How do small cryptocurrencies control spot prices and contract prices, thereby influencing funding rates?

This is one of the core tactics used by market manipulators in the crypto space, and it’s very worth understanding in depth.

Why are small-cap coins more easily manipulated?

Poor liquidity, small order books, small amounts of capital can significantly push prices up
Few retail investors, so manipulators often control large amounts of tokens
Both spot and futures markets have shallow depth

Manipulation breakdown

Method 1: Pump the spot → Drive up funding rates → Harvest longs
Market manipulators buy large amounts of spot tokens → Spot price rises
→ Futures follow the rally, longs rush in to chase
→ Futures price > Spot price (basis widens)
→ Funding rate turns positive and very high
→ Longs pay shorts continuously every 8 hours
→ The manipulator has already shorted futures at high levels
→ Collect funding fees + wait for a dump to profit

Method 2: Suppress the spot → Negative funding rate → Harvest shorts
Market manipulators dump spot tokens → Price drops
→ Retail investors panic and short, futures price < spot price
→ Funding rate turns negative
→ Shorts pay longs continuously
→ The manipulator holds spot longs + futures longs at low levels
→ Collect funding fees + wait for a rally to profit

Method 3: Create basis (the most sophisticated tactic)
Market manipulators can separately control the spot and futures markets:

Complete process of harvesting after funding rate is pushed high

① The manipulator establishes a long position in spot (accumulating at low levels)
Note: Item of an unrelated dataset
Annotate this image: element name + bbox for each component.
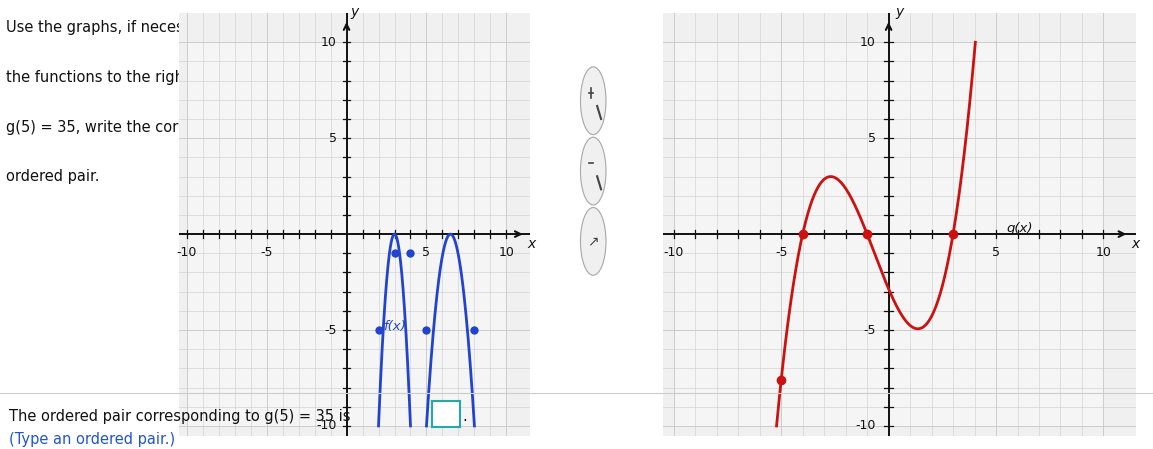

② Small amounts of capital push up the spot price (small order book, low cost)

③ FOMO spreads, retail investors follow to long the futures

④ Futures premium widens, funding rate soars (0.3%~1%)

⑤ The manipulator shorts futures (hedging against spot)

⑥ Collects the longs’ funding payments

⑦ When the time is right, dumps the market, causing futures longs to liquidate

⑧ The manipulator profits from short positions + re-enters spot at low levels

How can retail investors recognize this kind of manipulation?

Warning signs:

Funding rate continuously exceeds 0.3% without major positive news
Futures open interest (OI) rapidly increases but spot volume remains small
Significant basis appears between spot and futures prices (over 1%~2%)
Exchange depth is thin, large orders can instantly move the price

Tools to analyze data:

Coinglass → Check funding rates + open interest changes

Exchange order book depth → Observe bid-ask thickness
Spot/futures price comparison → Watch for basis

Core conclusion
The funding rate of small-cap coins is essentially a tax designed by market manipulators. Retail investors opening longs in a high-fee environment are effectively paying protection fees to manipulators every 8 hours, while also risking liquidation from dumps.
When participating in small-cap futures, if the funding rate exceeds 0.1%, be highly cautious, as this often indicates the market is severely out of balance.